Problem
(a) Let $U = \lbrace p \in \mathcal{P}_4(\mathbb{F}) | p(2) = p(5) = p(6) \rbrace$. Find a basis of $U$
(b) Extend the basis in part (a) to a basis of $\mathcal{P}_4(\mathbb{F})$
(c) Find a subspace $W$ of $\mathcal{P}_4(\mathbb{F})$ such that $\mathcal{P}_4(\mathbb{F}) = U \oplus W$
Solution
(a) $U$ is a subspace of $U^\prime = \lbrace p \in \mathcal{P}_4(\mathbb{F}) | p(2) = p(5) \rbrace$, as any vector in $U$ is also in $U^\prime$. Because $(z - 2)(z - 5)$ is in $U^\prime$ and not in $U$, we must have $\dim U < \dim U^\prime = 4$, see P2C6. The linearly independent list $1, (z-2)(z-5)(z-6), z(z-2)(z-5)(z-6)$ is therefore a basis for $U$ by theorem 2.39
(b) As $(z - 2)(z - 5) \in U^\prime$ and $(z - 2)(z - 5)$ $\cancel{\in}$ $U$, we can extend the list $1, (z-2)(z-5)(z-6), z(z-2)(z-5)(z-6)$ to a basis of $U^\prime$ by appending $(z - 2)(z - 5)$ to the list.
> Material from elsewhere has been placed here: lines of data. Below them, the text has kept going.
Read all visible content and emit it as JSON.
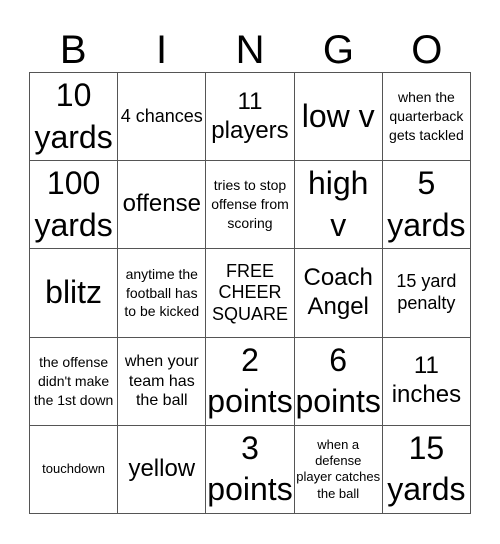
{
  "header": {
    "letters": [
      "B",
      "I",
      "N",
      "G",
      "O"
    ]
  },
  "cells": [
    [
      "10 yards",
      "4 chances",
      "11 players",
      "low v",
      "when the quarterback gets tackled"
    ],
    [
      "100 yards",
      "offense",
      "tries to stop offense from scoring",
      "high v",
      "5 yards"
    ],
    [
      "blitz",
      "anytime the football has to be kicked",
      "FREE CHEER SQUARE",
      "Coach Angel",
      "15 yard penalty"
    ],
    [
      "the offense didn't make the 1st down",
      "when your team has the ball",
      "2 points",
      "6 points",
      "11 inches"
    ],
    [
      "touchdown",
      "yellow",
      "3 points",
      "when a defense player catches the ball",
      "15 yards"
    ]
  ]
}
Then by P2C6 we can extend this basis of $U^\prime$ to a basis of $\mathcal{P}_4(\mathbb{F})$ by appending $z$ to the list. Therefore the list $1, (z-2)(z-5)(z-6), z(z-2)(z-5)(z-6), (z - 2)(z - 5), z$ is therefore a basis of $\mathcal{P}_4(\mathbb{F})$.
(c) Let $W = \textrm{span}(z, (z-2)(z-5))$, then by (b) we must have $W \oplus U = \mathcal{P}_4(\mathbb{F})$.